Escribe: Narcisa Lezano Barriga, poetisa.

Como vemos todos los años, en tiempo de la matrícula escolar o en inicio de las clases, lamentablemente se presentan algunos casos con cierta actitud discriminatoria por parte de colegios que no quieren recibir a niños y a jóvenes con alguna discapacidad, especialmente intelectual, aunque tengan profesores de Enseñanza Diferencial.

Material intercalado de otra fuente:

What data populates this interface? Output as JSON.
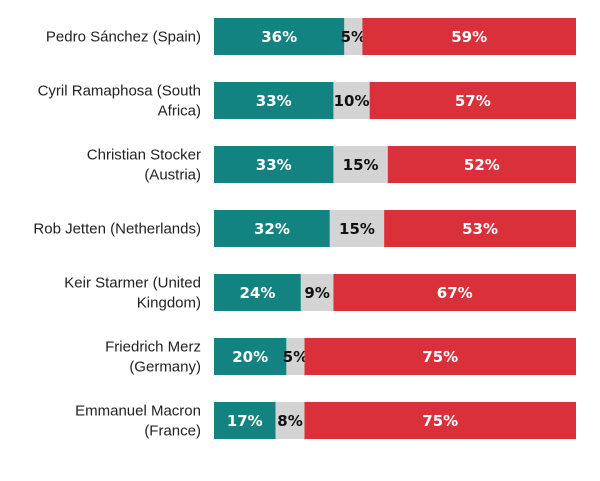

Por eso vengo a dar testimonio que en mi caso fue todo lo contrario, pues a pesar de mi condición de acondroplasia (enanismo) y que por lo mismo caminaba muy lento, fui muy bien acogida por parte de los profesores, las compañeras de curso y los compañeros de colegio; tanto el año y medio que estudié en la Escuela 10 de Renaico y los seis años que estudié en la Escuela 4 de Angol, donde mi profesora jefe, la señorita Helia Castillo Barría, me daba incluso el calcio Ossopan y me enseñó a defender mis derechos, diciéndome un día: “donde vayas no te olvides nunca de defender tus derechos”.

Pasó la misma actitud solidaria cuando estudié mi enseñanza media en Temuco y también en Angol, y por lo eso siempre he tenido una grata relación con los profesores, más, desde que empecé a dar a conocer mi quehacer literario siempre me he sentido muy apoyada por ellos.
Por todo ello, pienso que más que una discriminación, es no saber cómo tratar a los estudiantes que tienen una discapacidad y por eso solo hay que superar dicha actitud de una vez por todas.